| People are seen on a snow-covered road in Changchun, |
Watch China's Coal sector because they are all down today but could spike with a spike in Cold temps caused by La Nina weather system.
La Nina, Chinese Demand Set to Drive Up Coal Prices
As a result, prices for Australia’s thermal coal, the Asian benchmark, could move as high as $120 per ton before the end of the year, from around $109 now, said Mark Pervan, head of commodity research at ANZ Bank in Sydney. A price above $120 would be the highest since September 2008.
“The likelihood of a strong winter coming through in north Asia, dovetailed with what looks like a pretty tight supply backdrop, will probably see the market move up another $10 a ton,” he said.
Australia is the world’s largest coal exporter and, combined with Indonesia, produces more than 10 percent of the world’s thermal coal supplies.
The La Nina effect has raised forecasts for rainfall in both top coal exporters, upping the number of cyclones expected in Australia’s northeastern coal belt to six or seven from an average four.
“We’re heading into the time of year between now and April next year where cyclone season hits up north,” said Gavin Wendt, a senior resource analyst at Mine Life in Sydney.
“We always get a seasonal spike in thermal coal pricing around about this time of the year, but that’s going to be exacerbated by strong Chinese demand, and don’t forget Indian buying as well.”
Chinese demand has escalated recently as the world’s largest coal consumer tries to stockpile ahead of a frosty winter, with buyers hunting for coal deals in Asia and also casting their nets further afield, most recently striking a deal for South African coal.
Although Chinese stockpiles are relatively high at more than six million tons, spot supplies in China have tightened over the past month as cold weather disrupted some coal production.
“I think we’ll find that the Chinese will restock quite aggressively in December,” Pervan said.
Indian import demand for coal is expected to grow by more than 80 percent by 2012, and India, already one of Indonesia’s main customers, is expected to feed its coal appetite from Indonesia.
Unseasonably wet weather has already hit Indonesian production, particularly from smaller miners, and with months of rain still ahead, exports are likely to be affected into 2011.
“The majority of Indonesian coal producers have already seen their output falling about 5 to 10 percent below where they usually are … this time of year,” said Andreas Bokkenheuser, an analyst with UBS in Singapore.
Smaller miners have been particularly hard hit as they fall months behind their output targets, wiping out tonnage they need to ship for existing contracts.
“We have to reject requests from buyers even for next year delivery because we don’t have any coal,” said one East Kalimantan producer with an output of about 200,000 tons a month.
Some of Australia’s thermal coal production has already been affected by unseasonal rains in Queensland state, which produces mostly coking coal.

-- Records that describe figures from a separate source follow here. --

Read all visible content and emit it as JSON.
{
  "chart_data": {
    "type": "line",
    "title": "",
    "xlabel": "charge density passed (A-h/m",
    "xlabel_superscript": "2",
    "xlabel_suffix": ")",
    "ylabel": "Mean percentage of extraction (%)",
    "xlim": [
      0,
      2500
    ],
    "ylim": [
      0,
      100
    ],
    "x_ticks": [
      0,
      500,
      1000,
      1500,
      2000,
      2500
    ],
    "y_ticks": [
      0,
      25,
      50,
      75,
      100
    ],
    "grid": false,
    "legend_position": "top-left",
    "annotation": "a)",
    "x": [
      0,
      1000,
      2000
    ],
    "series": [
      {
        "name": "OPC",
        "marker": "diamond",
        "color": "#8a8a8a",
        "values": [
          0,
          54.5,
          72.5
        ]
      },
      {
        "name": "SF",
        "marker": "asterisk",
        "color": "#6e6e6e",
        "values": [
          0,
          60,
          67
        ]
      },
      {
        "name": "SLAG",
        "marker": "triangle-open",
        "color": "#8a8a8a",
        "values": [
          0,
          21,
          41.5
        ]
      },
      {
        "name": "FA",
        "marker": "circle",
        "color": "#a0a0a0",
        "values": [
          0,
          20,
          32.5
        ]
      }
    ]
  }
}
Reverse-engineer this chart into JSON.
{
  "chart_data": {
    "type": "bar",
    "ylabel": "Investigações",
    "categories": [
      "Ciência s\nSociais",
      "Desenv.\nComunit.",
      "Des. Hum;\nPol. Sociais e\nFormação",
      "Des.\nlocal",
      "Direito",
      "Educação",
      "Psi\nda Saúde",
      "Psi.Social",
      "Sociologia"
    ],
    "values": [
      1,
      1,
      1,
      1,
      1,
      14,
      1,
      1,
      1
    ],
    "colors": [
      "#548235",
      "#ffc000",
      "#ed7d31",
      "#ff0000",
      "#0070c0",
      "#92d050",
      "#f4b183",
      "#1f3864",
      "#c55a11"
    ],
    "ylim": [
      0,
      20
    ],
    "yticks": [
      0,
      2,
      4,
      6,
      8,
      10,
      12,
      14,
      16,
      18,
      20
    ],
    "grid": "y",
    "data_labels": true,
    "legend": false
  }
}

Predictions that northeastern Australia will get soaked this season point to a high probability that the world’s largest coal port, Newcastle, will suffer backlogs this season, analysts said.
Wet weather has resulted in export disruptions from Newcastle as both production and transport to the port are derailed. Some in the industry have warned that this cyclone season may resemble the 2007-08 season, when strong demand before the global financial crisis combined with wet weather to cause prices of both coking and thermal coal to spike.
“Time will tell how much damage La Nina can make, but at the current stage, it’s not looking good at all. It will be 2007 all over again,” one Sydney-based trader said.